Voces, afectos, pequeños grandes misterios. El punto de partida podría ser una suerte de trampa para disfrazar de profundidad algo convencional o demagógico: un chico extrovertido forzado a convivir con su tío sensible, quien recorre distintas ciudades preguntándole a pibes de su edad, o ya adolescentes, su opinión sobre los adultos y el futuro, grabando y escuchando esos audios en procura de un testimonio generacional. Sin embargo, C´mon c´mon está más cerca de Alicia en las ciudades (1974, Win Wenders) con ecos de Jean Rouch que de un producto naíf calculado para gustar.
En principio, porque el chico en cuestión (encarnado por el sorprendente Woody Norman, con algunos antecedentes previos en cine y TV) es tan brillante y ocurrente como irritante, así como su tío (Joaquin Phoenix en su faceta de muchachón buenazo y solitario, como en Her) y su madre (Gaby Hoffmann) lidian con él –y con problemas familiares y de trabajo– como pueden, con más preguntas que certezas.
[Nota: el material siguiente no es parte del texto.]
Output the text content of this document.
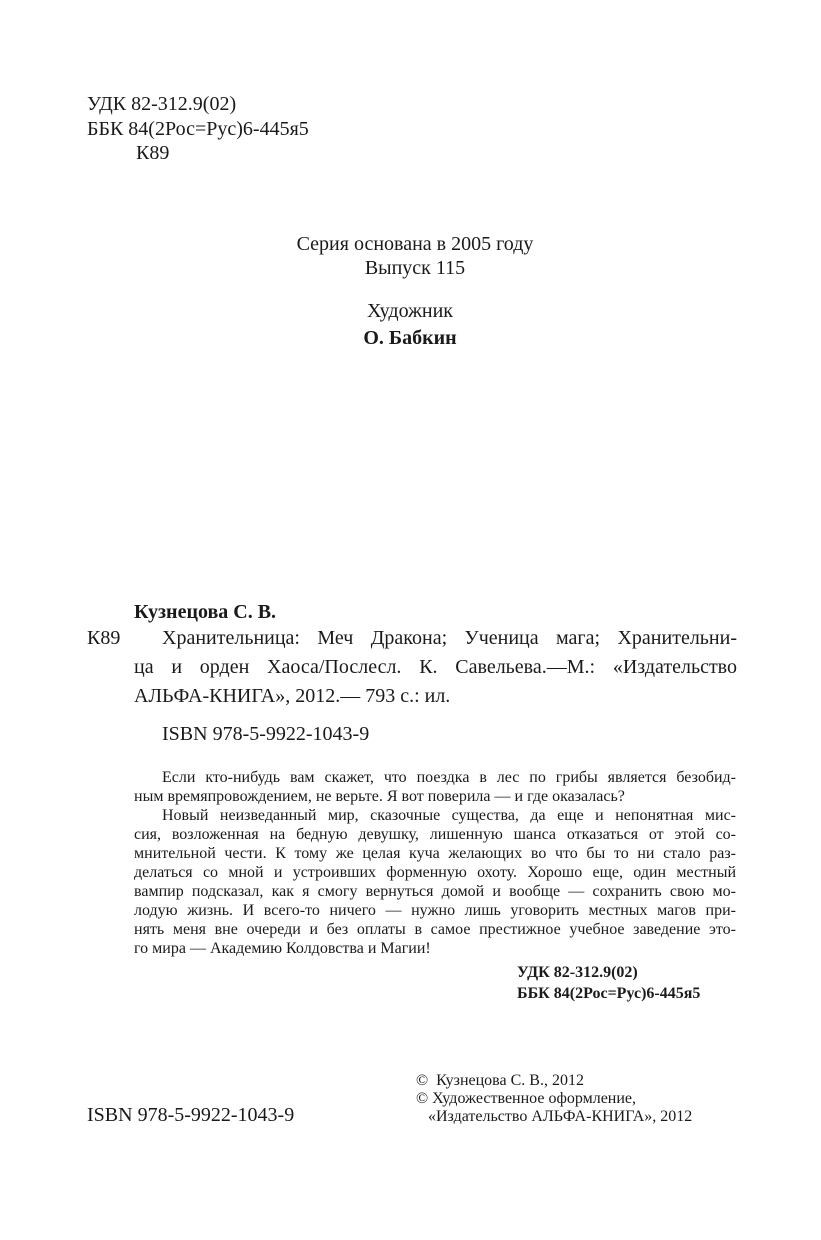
УДК 82-312.9(02)
ББК 84(2Рос=Рус)6-445я5
К89
Серия основана в 2005 году
Выпуск 115
Художник
О. Бабкин
Кузнецова С. В.
К89	Хранительница: Меч Дракона; Ученица мага; Хранительни-
ца и орден Хаоса/Послесл. К. Савельева.—М.: «Издательство
АЛЬФА-КНИГА», 2012.— 793 с.: ил.
ISBN 978-5-9922-1043-9
Если кто-нибудь вам скажет, что поездка в лес по грибы является безобид-
ным времяпровождением, не верьте. Я вот поверила — и где оказалась?
Новый неизведанный мир, сказочные существа, да еще и непонятная мис-
сия, возложенная на бедную девушку, лишенную шанса отказаться от этой со-
мнительной чести. К тому же целая куча желающих во что бы то ни стало раз-
делаться со мной и устроивших форменную охоту. Хорошо еще, один местный
вампир подсказал, как я смогу вернуться домой и вообще — сохранить свою мо-
лодую жизнь. И всего-то ничего — нужно лишь уговорить местных магов при-
нять меня вне очереди и без оплаты в самое престижное учебное заведение это-
го мира — Академию Колдовства и Магии!
УДК 82-312.9(02)
ББК 84(2Рос=Рус)6-445я5
ISBN 978-5-9922-1043-9
©  Кузнецова С. В., 2012
© Художественное оформление,
«Издательство АЛЬФА-КНИГА», 2012
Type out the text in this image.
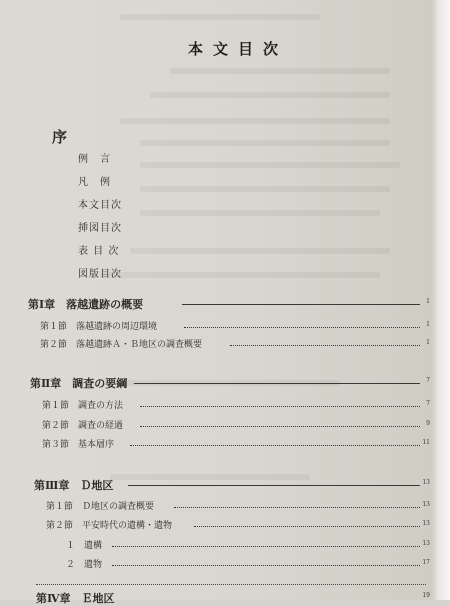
本文目次
序
例　言
凡　例
本文目次
挿図目次
表 目 次
図版目次
第Ⅰ章　落越遺跡の概要	1
第１節　落越遺跡の周辺環境	1
第２節　落越遺跡Ａ・Ｂ地区の調査概要	1
第Ⅱ章　調査の要綱	7
第１節　調査の方法	7
第２節　調査の経過	9
第３節　基本層序	11
第Ⅲ章　Ｄ地区	13
第１節　Ｄ地区の調査概要	13
第２節　平安時代の遺構・遺物	13
１　遺構	13
２　遺物	17
第Ⅳ章　Ｅ地区	19
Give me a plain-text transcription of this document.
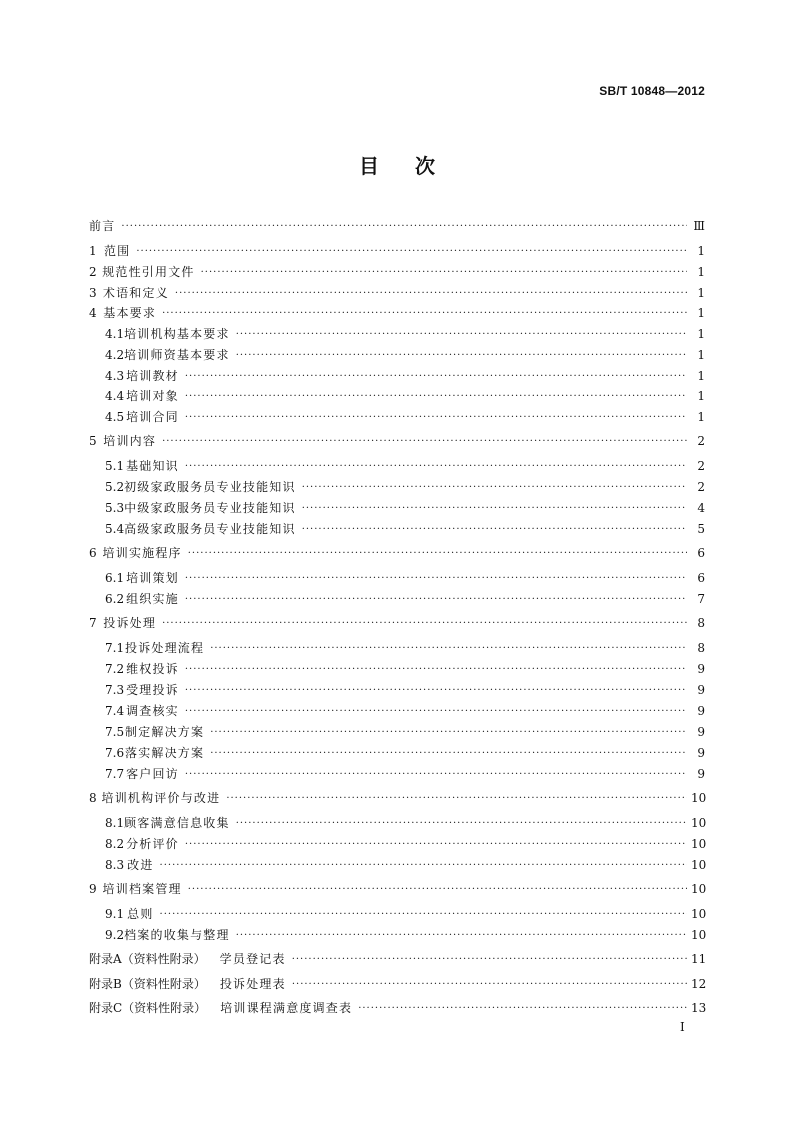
SB/T 10848—2012
目次
前言 ·····	Ⅲ
1 范围 ·····	1
2 规范性引用文件 ·····	1
3 术语和定义 ·····	1
4 基本要求 ·····	1
4.1 培训机构基本要求 ·····	1
4.2 培训师资基本要求 ·····	1
4.3 培训教材 ·····	1
4.4 培训对象 ·····	1
4.5 培训合同 ·····	1
5 培训内容 ·····	2
5.1 基础知识 ·····	2
5.2 初级家政服务员专业技能知识 ·····	2
5.3 中级家政服务员专业技能知识 ·····	4
5.4 高级家政服务员专业技能知识 ·····	5
6 培训实施程序 ·····	6
6.1 培训策划 ·····	6
6.2 组织实施 ·····	7
7 投诉处理 ·····	8
7.1 投诉处理流程 ·····	8
7.2 维权投诉 ·····	9
7.3 受理投诉 ·····	9
7.4 调查核实 ·····	9
7.5 制定解决方案 ·····	9
7.6 落实解决方案 ·····	9
7.7 客户回访 ·····	9
8 培训机构评价与改进 ·····	10
8.1 顾客满意信息收集 ·····	10
8.2 分析评价 ·····	10
8.3 改进 ·····	10
9 培训档案管理 ·····	10
9.1 总则 ·····	10
9.2 档案的收集与整理 ·····	10
附录A（资料性附录） 学员登记表 ·····	11
附录B（资料性附录） 投诉处理表 ·····	12
附录C（资料性附录） 培训课程满意度调查表 ·····	13
I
El aprendizaje de los adultos es informal, constante e implica momentos de desconcierto, de inseguridad y de temor: no es común que en una película estadounidense de las que llegan a las salas comerciales de nuestro país un niño no sea mostrado como angelical criatura receptora de consejos varios, ni (menos aún) que la maternidad y la educación sean expuestas como terreno resbaladizo.
Otros rasgos apartan a C´mon c´mon de la medianía: el hecho de atravesar –literalmente– lo que le va ocurriendo a los personajes con frases de libros que leen (desde un ensayo hasta un cuento infantil), estimulando reflexiones que el espectador vinculará seguramente con experiencias propias; la fotografía en blanco y negro que da al periplo (Detroit, Los Angeles, Nueva York, Nueva Orleans) un aire de ensueño, suavizando pintoresquismos y convirtiendo el impostado mundo colorido de la infancia en algo más tenue, con los detalles realistas importando menos que las sensaciones, los afectos y los pensamientos; la fluidez, además, que Mike Mills –de quien algunos recordarán Impulso adolescente (Thumsucker, 2005)– consigue imprimirle a este fresco humano de ligereza infrecuente.
Si el film se arriesga por momentos a cierto embellecimiento de los paisajes urbanos, si la música incidental de los hermanos Bryce y Aaron Dessner acentúa demasiado la melancolía, si la irrupción ocasional en la banda sonora de Mozart o Tsegué-Maryam Guèbrou puede parecer efectista, si el personaje del padre inquieto y cómplice que termina con problemas psiquiátricos (Scoot McNairy) era suficientemente interesante como para merecer más espacio en la trama, y si el bagaje argumental es más acumulativo (pequeños incidentes, conversaciones, modestos aforismos al paso) que progresivo, en el balance C´mon, c´mon gana por placentero, compasivo, tristón pero benigno.
Un plus nada trivial es el hecho de que los testimonios reales de chicos y chicas se fusionen con la ficción, ya que si en el guion escrito por el propio Mills son adultos los que intentan comprender a un niño, en esos registros documentales son chicos y jóvenes pensando en voz alta sobre el mundo que los rodea. Esas voces, esos afectos en conflicto, esos pequeños grandes misterios que a menudo nos desestabilizan a los seres humanos, dan vitalidad a C´mon, c´mon, título que podría traducirse como Vamos, vamos o –como dice en un momento uno de los personajes– Seguir, seguir, siempre seguir.